Understanding the loss function for the optimization of the rigid transformation

[D0miH]

Hello,
fist of all thank you very much for your awesome work!

I am currently looking through the code that fits the flame model to the 2D landmarks of a given image and I am trying to understand it. However, I am not sure what the logic behind the formula is that was used to create the loss for finding the appropriate scale, translation and rotation to align the projected flame landmarks with the target landmarks.
More specifically I am talking about this two lines:

factor = max(max(target_2d_lmks[:,0]) - min(target_2d_lmks[:,0]),max(target_2d_lmks[:,1]) - min(target_2d_lmks[:,1]))
lmk_dist = weights['lmk']*tf.reduce_sum(tf.square(tf.subtract(lmks_proj_2d, target_2d_lmks))) / (factor ** 2)

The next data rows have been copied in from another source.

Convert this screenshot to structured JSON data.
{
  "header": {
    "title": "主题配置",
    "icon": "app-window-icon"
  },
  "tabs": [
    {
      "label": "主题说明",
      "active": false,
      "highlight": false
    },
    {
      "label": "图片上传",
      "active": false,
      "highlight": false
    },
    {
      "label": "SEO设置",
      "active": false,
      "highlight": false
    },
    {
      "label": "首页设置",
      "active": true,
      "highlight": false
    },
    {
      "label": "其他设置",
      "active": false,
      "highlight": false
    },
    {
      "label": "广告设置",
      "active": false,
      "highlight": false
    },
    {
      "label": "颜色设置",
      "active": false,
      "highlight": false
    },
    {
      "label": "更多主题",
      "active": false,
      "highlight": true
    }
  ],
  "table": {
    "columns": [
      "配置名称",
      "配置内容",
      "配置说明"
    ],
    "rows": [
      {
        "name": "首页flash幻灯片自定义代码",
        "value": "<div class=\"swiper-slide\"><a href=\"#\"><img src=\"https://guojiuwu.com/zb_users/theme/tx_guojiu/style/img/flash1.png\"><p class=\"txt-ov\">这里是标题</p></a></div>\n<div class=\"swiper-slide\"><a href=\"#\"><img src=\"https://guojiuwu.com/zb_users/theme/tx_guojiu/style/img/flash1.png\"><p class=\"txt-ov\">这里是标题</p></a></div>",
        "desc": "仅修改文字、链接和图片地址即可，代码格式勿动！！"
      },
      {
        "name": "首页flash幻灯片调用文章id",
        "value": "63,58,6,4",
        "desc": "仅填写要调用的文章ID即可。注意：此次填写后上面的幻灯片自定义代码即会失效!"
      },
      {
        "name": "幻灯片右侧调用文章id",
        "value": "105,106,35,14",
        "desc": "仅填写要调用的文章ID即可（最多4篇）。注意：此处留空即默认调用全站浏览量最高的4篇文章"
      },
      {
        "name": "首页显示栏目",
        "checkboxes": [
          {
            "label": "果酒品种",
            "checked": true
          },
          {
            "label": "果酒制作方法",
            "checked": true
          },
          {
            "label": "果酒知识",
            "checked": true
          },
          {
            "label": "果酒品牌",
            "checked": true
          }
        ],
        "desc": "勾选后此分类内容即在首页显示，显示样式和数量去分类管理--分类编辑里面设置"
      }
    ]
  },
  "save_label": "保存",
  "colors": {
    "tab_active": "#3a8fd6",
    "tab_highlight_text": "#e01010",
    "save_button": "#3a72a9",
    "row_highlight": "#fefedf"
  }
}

I do understand that the factor is the maximum range of either the x- or y-coordinates of the target landmarks. But why is the result of the subtraction of the projected landmarks and the target landmarks squared, reduced and then divided by the square of the factor? Why don't calculate the average distance of the projected and the target landmarks and reduce those?

[TimoBolkart]

Hello,
the loss itself is just the sum of squared L2 distances between the projected 2D landmarks and the target landmarks. One could also use a difference distance (including the average of absolute distances, this resembles the L1 distance). Taking the average vs summing over all landmarks is just a fixed factor which is not important, as the number of landmarks remains fixed.
The overall minimization is a weighted sum of losses, where the landmark loss is the only objective function that depends on the actual image size (all other regularizes are independent of the image size and only depend on the model dimensions). To compensate for this, we divide by some normalization factor that depends on the face size within the image. Without this normalization, the influence of the regularizes versus the landmark loss would strongly be influenced by the size of the face within the image.

[D0miH]

Ahh, I see! Thank you very much for your fast and detailed answer 👍🏼